A quoi joue le PLR ?

 

Chronique publiée dans le Nouvelliste - Mercredi 21.09.11

 

A Genève, mais aussi en Valais, sur Fribourg, sur Vaud, dans les cantons de Suisse alémanique (le combat des chefs à Saint-Gall sera passionnant!), j'observe de très près la campagne pour les élections fédérales. J'y vois des partis bien dans leurs bottes: les socialistes, les Verts, l'UDC. Un parti traditionnellement plus fluctuant, disons que c'est dans sa nature: le PDC. Et un parti à la stratégie, mais aussi à la rhétorique duquel je n'entends strictement rien: le PLR. Si ça n'était qu'un obscur groupuscule, cette illisibilité ne serait pas trop grave. Venant du grand vieux parti qui a fait la Suisse, et nous a donné des personnalités comme Jean-Pascal Delamuraz, ça donne tout de même quelques frissons.

 

Que se passe-t-il? A de notables exceptions près (Jean- René Germanier, Philippe Nantermod, Christian Lüscher), la grande majorité des candidats PLR romands passent leur temps à quoi? A tomber à bras raccourcis sur l'UDC. Bien sûr, ces deux univers sont très différents, il y a la ligne de fracture des bilatérales, la différence de tonalité politique (langage de la raison, «Vernunft», contre usage de l'image, de l'émotion), oui toutes ces frontières existent, et c'est bien pour cela qu'il y a deux partis. Mais enfin, regardez les votes de ces deux familles politiques sur la plupart des sujets, à Berne, et vous y noterez bien des convergences.
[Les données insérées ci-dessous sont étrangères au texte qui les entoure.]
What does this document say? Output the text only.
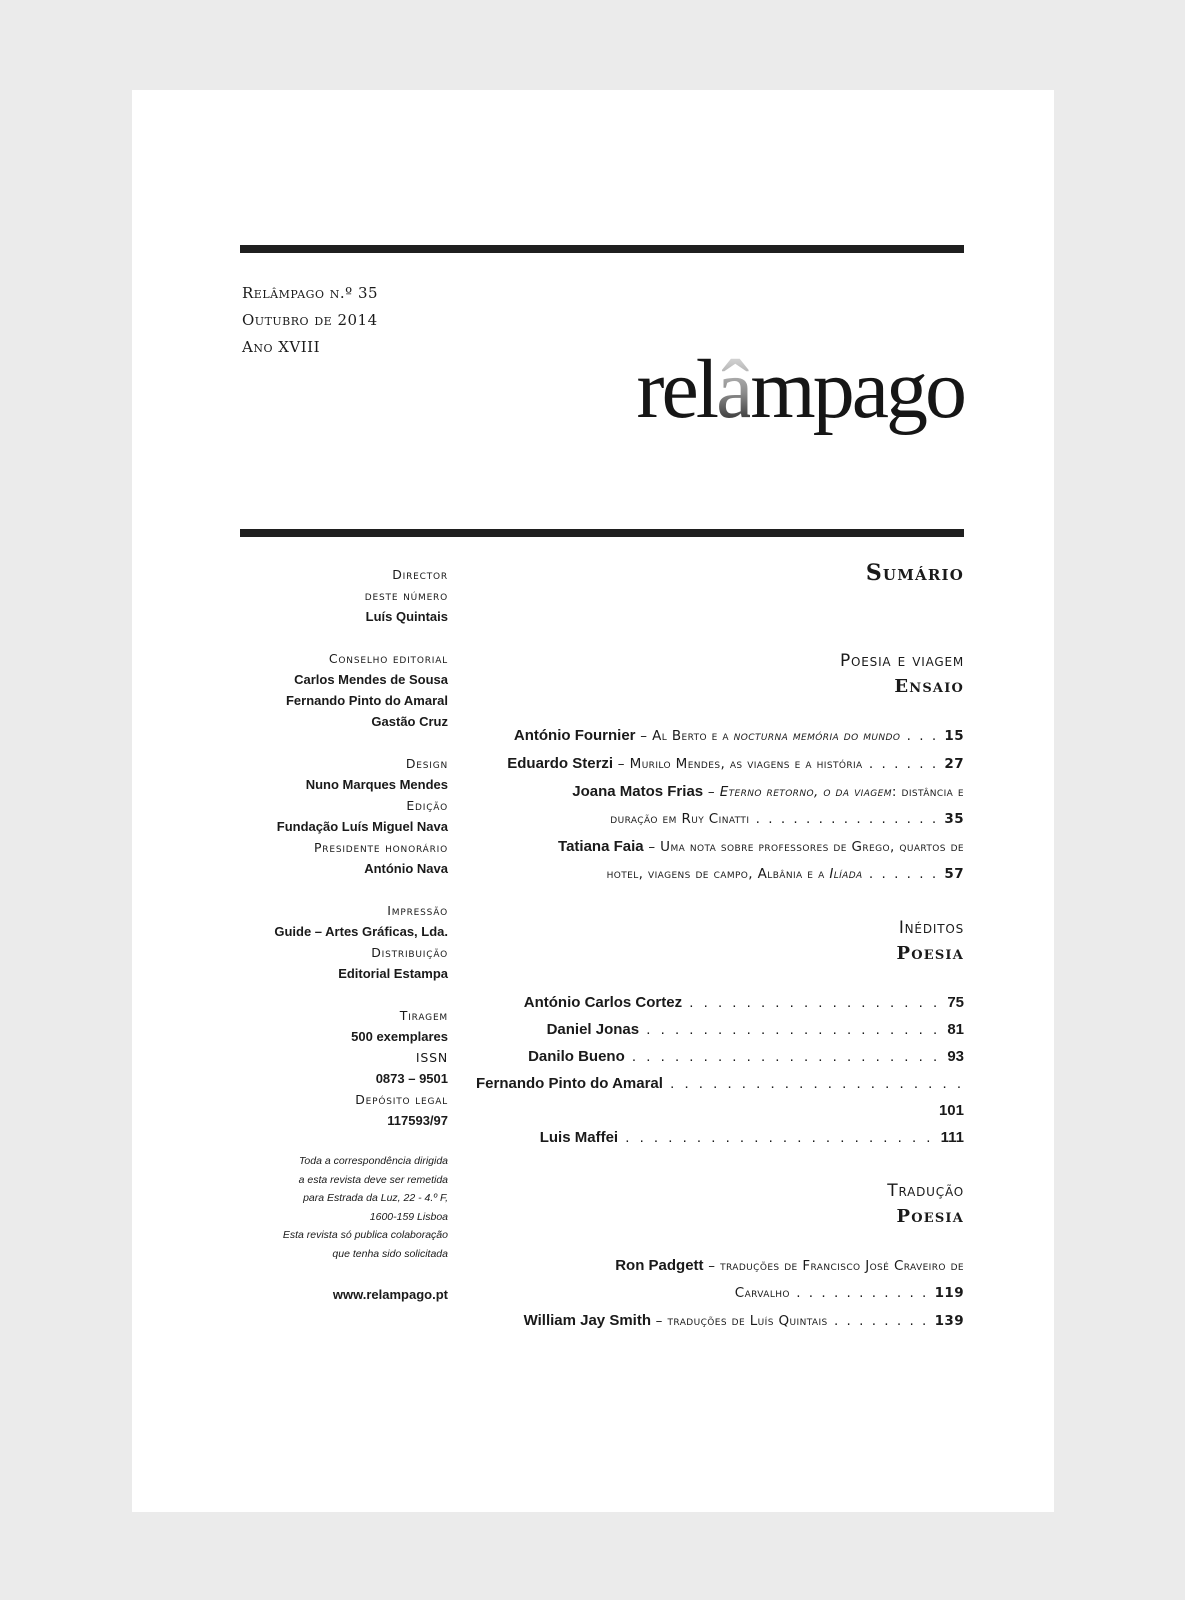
Relâmpago n.º 35
Outubro de 2014
Ano XVIII	relâmpago
Director
deste número
Luís Quintais
Conselho editorial
Carlos Mendes de Sousa
Fernando Pinto do Amaral
Gastão Cruz
Design
Nuno Marques Mendes
Edição
Fundação Luís Miguel Nava
Presidente honorário
António Nava
Impressão
Guide – Artes Gráficas, Lda.
Distribuição
Editorial Estampa
Tiragem
500 exemplares
ISSN
0873 – 9501
Depósito legal
117593/97
Toda a correspondência dirigida
a esta revista deve ser remetida
para Estrada da Luz, 22 - 4.º F,
1600-159 Lisboa
Esta revista só publica colaboração
que tenha sido solicitada
www.relampago.pt
Sumário
Poesia e viagem
Ensaio
António Fournier – Al Berto e a nocturna memória do mundo . . . 15
Eduardo Sterzi – Murilo Mendes, as viagens e a história . . . . . . 27
Joana Matos Frias – Eterno retorno, o da viagem: distância e
duração em Ruy Cinatti . . . . . . . . . . . . . . . 35
Tatiana Faia – Uma nota sobre professores de Grego, quartos de
hotel, viagens de campo, Albânia e a Ilíada . . . . . . 57
Inéditos
Poesia
António Carlos Cortez . . . . . . . . . . . . . . . . . . 75
Daniel Jonas . . . . . . . . . . . . . . . . . . . . . 81
Danilo Bueno . . . . . . . . . . . . . . . . . . . . . . 93
Fernando Pinto do Amaral . . . . . . . . . . . . . . . . . . . . . 101
Luis Maffei . . . . . . . . . . . . . . . . . . . . . . 111
Tradução
Poesia
Ron Padgett – traduções de Francisco José Craveiro de
Carvalho . . . . . . . . . . . 119
William Jay Smith – traduções de Luís Quintais . . . . . . . . 139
Et puis, l'attaque anti-UDC, chez certains caciques PLR, est devenue tellement récurrente, obsessionnelle, qu'elle amène une question majeure: nos braves radicaux ont-ils oublié que l'ennemi premier de la droite, avant d'être une autre composante de cette même droite, était peut-être, tout simplement... la gauche?

 

Dans certains cantons, comme Vaud, on n'est pas loin de l'axe radical-socialiste, oui les bons vieux rad-socs de la Troisième République, avec leurs Compas et leurs Equerres, contre la bête immonde de l'UDC. Sous l'apparence d'arguments moraux, cela traduit d'incroyables faiblesses au PLR. D'abord, parce qu'un parti (a fortiori celui qui a fait le pays!) a mieux à faire que se définir en constante opposition à un autre. Mais aussi parce que la gauche - ils l'apprendront à leurs dépens - ne fait JAMAIS de cadeaux à la droite. De cette soi-disant lutte commune «humaniste», les «PLR gentils» ne tireront nul profit. Ils sont toujours, dans ces cas-là, les dindons de la farce: rappelez-vous Georges Pompidou, en 1969, remontant les bretelles de son premier ministre Jacques Chaban-Delmas suite au discours sur la «Nouvelle Société », qui voulait donner des gages à la gauche. Bref, le PLR, au niveau national, pourrait bien payer assez cher, au soir du 23 octobre, l'erreur de direction dans laquelle il a tourné ses canons. Je terminerai avec une exception déjà mentionnée plus haut: l'excellent Nantermod. Dix types comme ça, et le vieux parti est sauvé.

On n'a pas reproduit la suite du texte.